LETTER
Prophylaxis for Stress-Related Gastric Hemorrhage
Jeffrey N. Martin
15 April 1995 | Volume 122 Issue 8 | Pages 632-634
TO THE EDITOR:
In their article on the prophylaxis of stress-related gastric hemorrhage, Ben-Menachem and coworkers [1] discuss several potential explanations for their finding of lack of efficacy of either cimetidine or sucralfate. Although alluded to in the discussion, the study's low statistical power deserves further elaboration.
The determination that 160 patients would be required in each treatment arm to provide 80% power to detect a 75% reduction in bleeding from a baseline rate of 12% is statistically correct [2]. A 75% reduction, however, may be overly optimistic for sample size calculations. Using the concepts of Goodman and Berlin [3] and basing calculations on an expected 75% reduction, it can be shown before the trial that any observed reduction in bleeding would have a predicted precision of about ±52%. In other words, even if the trial had found no (0%) reduction in bleeding, the study would not have statistically excluded up to a 52% reduction in bleeding. The use of a 75% reduction as the projected effect in sample size calculations severely diminished the study's ability to detect smaller effects that were still clinically relevant. Most clinicians would agree that if an agent reduced bleeding by 50%, or even by 30% to 40%, it would still be useful.
The unforeseen diminished rate of bleeding (6%) in the control group (compared with a pretrial expectation of 12%) also contributed to the low statistical power. Given 160 patients in each group, but only 6% bleeding in the control group, the study had only a 45% chance (power) of detecting the original assumption of a 75% reduction in bleeding. Stated more simply, the study's very wide CI (relative risk, 0.26 to 2.64) suggests that a wide range of clinically important reductions in bleeding was not excluded in the trial. Accordingly, it is difficult to draw any firm conclusion from this study.
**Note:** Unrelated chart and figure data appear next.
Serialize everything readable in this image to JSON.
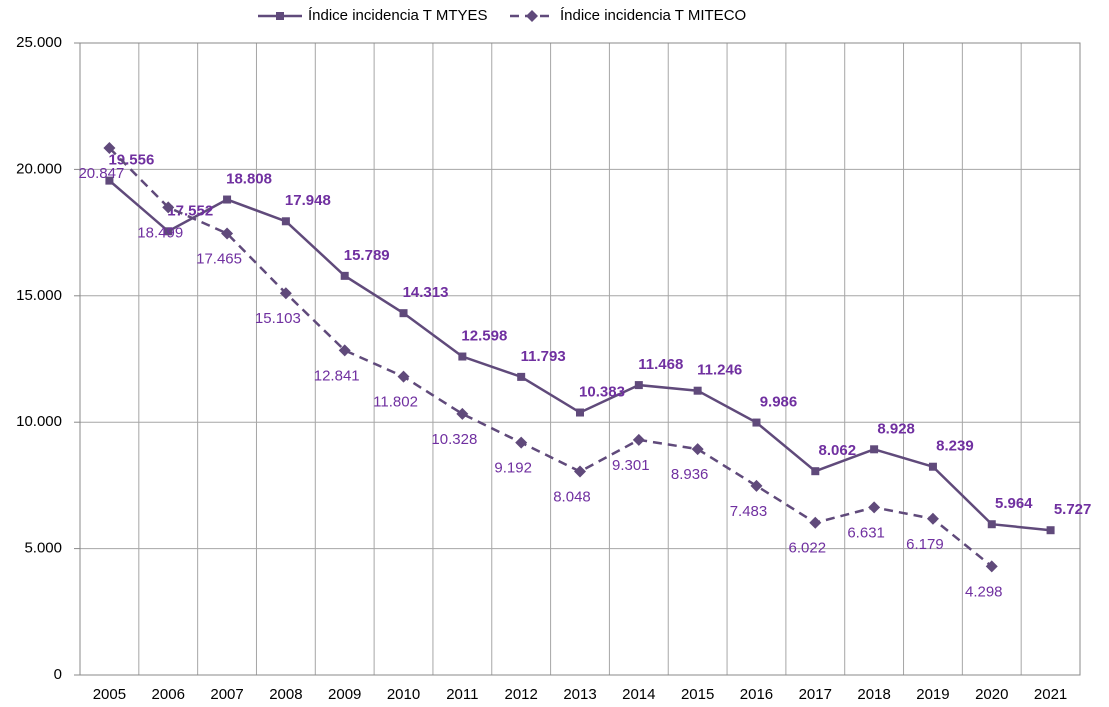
{
  "chart_data": {
    "type": "line",
    "categories": [
      "2005",
      "2006",
      "2007",
      "2008",
      "2009",
      "2010",
      "2011",
      "2012",
      "2013",
      "2014",
      "2015",
      "2016",
      "2017",
      "2018",
      "2019",
      "2020",
      "2021"
    ],
    "series": [
      {
        "name": "Índice incidencia T MTYES",
        "color": "#604a7b",
        "dash": false,
        "marker": "square",
        "values": [
          19556,
          17552,
          18808,
          17948,
          15789,
          14313,
          12598,
          11793,
          10383,
          11468,
          11246,
          9986,
          8062,
          8928,
          8239,
          5964,
          5727
        ],
        "value_labels": [
          "19.556",
          "17.552",
          "18.808",
          "17.948",
          "15.789",
          "14.313",
          "12.598",
          "11.793",
          "10.383",
          "11.468",
          "11.246",
          "9.986",
          "8.062",
          "8.928",
          "8.239",
          "5.964",
          "5.727"
        ]
      },
      {
        "name": "Índice incidencia T MITECO",
        "color": "#604a7b",
        "dash": true,
        "marker": "diamond",
        "values": [
          20847,
          18499,
          17465,
          15103,
          12841,
          11802,
          10328,
          9192,
          8048,
          9301,
          8936,
          7483,
          6022,
          6631,
          6179,
          4298,
          null
        ],
        "value_labels": [
          "20.847",
          "18.499",
          "17.465",
          "15.103",
          "12.841",
          "11.802",
          "10.328",
          "9.192",
          "8.048",
          "9.301",
          "8.936",
          "7.483",
          "6.022",
          "6.631",
          "6.179",
          "4.298",
          null
        ]
      }
    ],
    "ylim": [
      0,
      25000
    ],
    "yticks": [
      0,
      {
        "value": 5000,
        "label": "5.000"
      },
      {
        "value": 10000,
        "label": "10.000"
      },
      {
        "value": 15000,
        "label": "15.000"
      },
      {
        "value": 20000,
        "label": "20.000"
      },
      {
        "value": 25000,
        "label": "25.000"
      }
    ],
    "grid": true,
    "legend": "top"
  }
}
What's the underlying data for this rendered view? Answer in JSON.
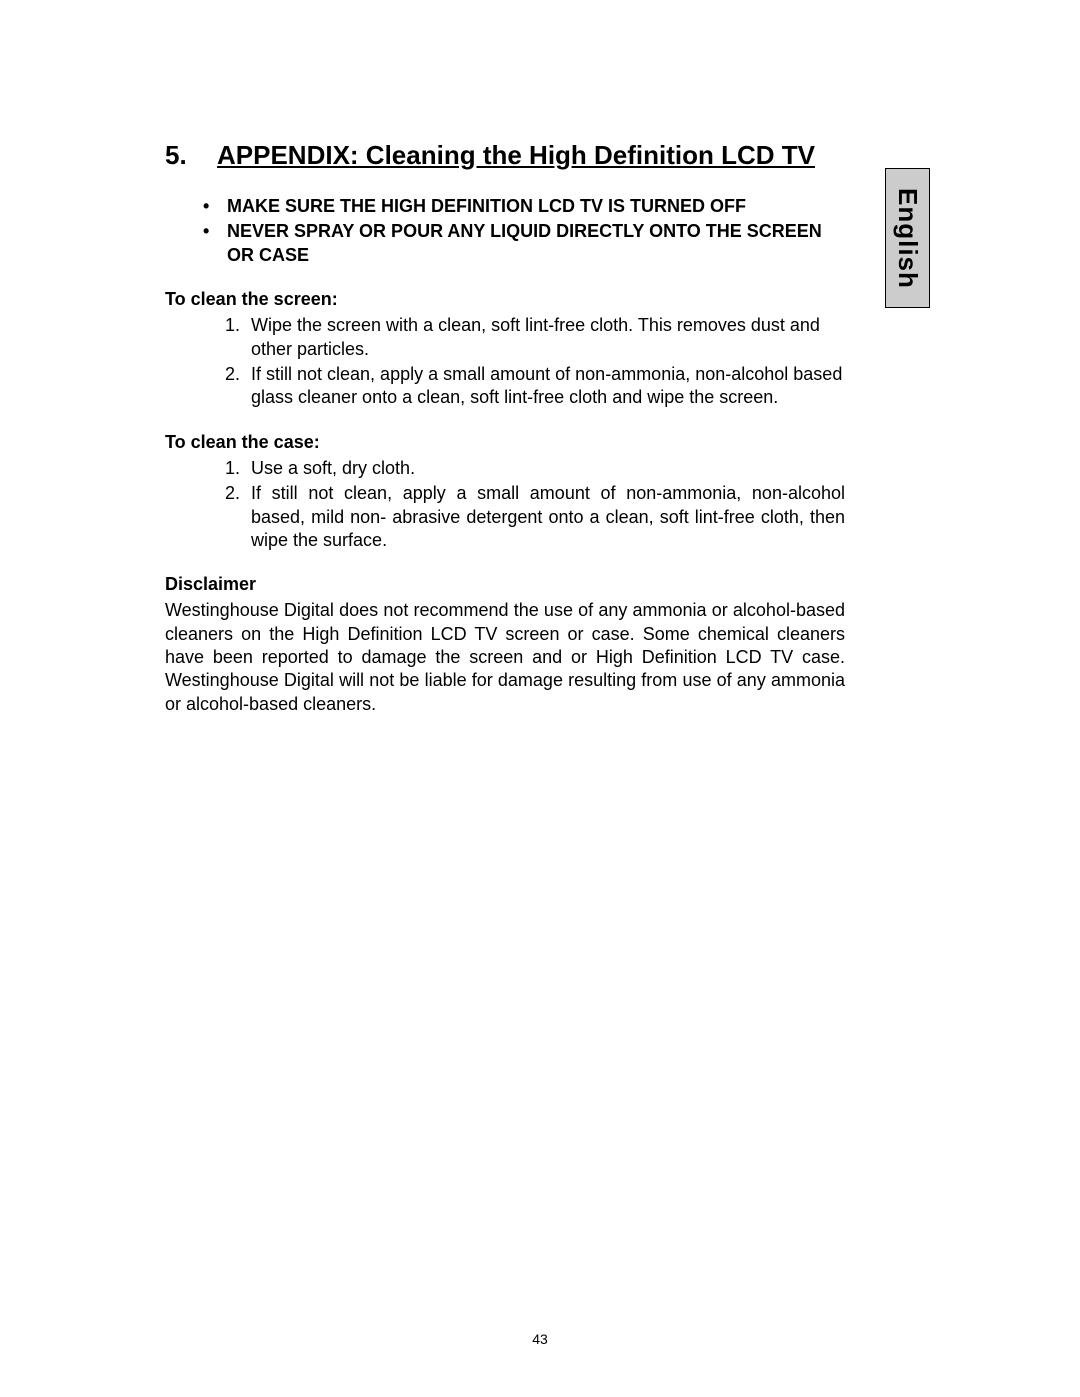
{
  "language_tab": "English",
  "title": {
    "number": "5.",
    "text": "APPENDIX: Cleaning the High Definition LCD TV"
  },
  "warnings": [
    "MAKE SURE THE HIGH DEFINITION LCD TV IS TURNED OFF",
    "NEVER SPRAY OR POUR ANY LIQUID DIRECTLY ONTO THE SCREEN OR CASE"
  ],
  "screen": {
    "heading": "To clean the screen:",
    "steps": [
      "Wipe the screen with a clean, soft lint-free cloth. This removes dust and other particles.",
      "If still not clean, apply a small amount of non-ammonia, non-alcohol based glass cleaner onto a clean, soft lint-free cloth and wipe the screen."
    ]
  },
  "case": {
    "heading": "To clean the case:",
    "steps": [
      "Use a soft, dry cloth.",
      "If still not clean, apply a small amount of non-ammonia, non-alcohol based, mild non- abrasive detergent onto a clean, soft lint-free cloth, then wipe the surface."
    ]
  },
  "disclaimer": {
    "heading": "Disclaimer",
    "body": "Westinghouse Digital does not recommend the use of any ammonia or alcohol-based cleaners on the High Definition LCD TV screen or case. Some chemical cleaners have been reported to damage the screen and or High Definition LCD TV case. Westinghouse Digital will not be liable for damage resulting from use of any ammonia or alcohol-based cleaners."
  },
  "page_number": "43",
  "colors": {
    "tab_bg": "#cccccc",
    "tab_border": "#000000",
    "text": "#000000",
    "page_bg": "#ffffff"
  }
}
1. Ben-Menachem T, Fogel R, Patel RV, Touchette M, Zarowitz BJ, Hadzijahic N, et al. Prophylaxis for stress-related gastric hemorrhage in the medical intensive care unit. A randomized, controlled, single-blind study. Ann Intern Med. 1994; 121:568-75.
2. Glantz SA. Primer of Biostatistics. New York: McGraw-Hill; 1992.
3. Goodman SN, Berlin JA. The use of predicted confidence intervals when planning experiments and the misuse of power when interpreting results. Ann Intern Med. 1994; 121:200-6.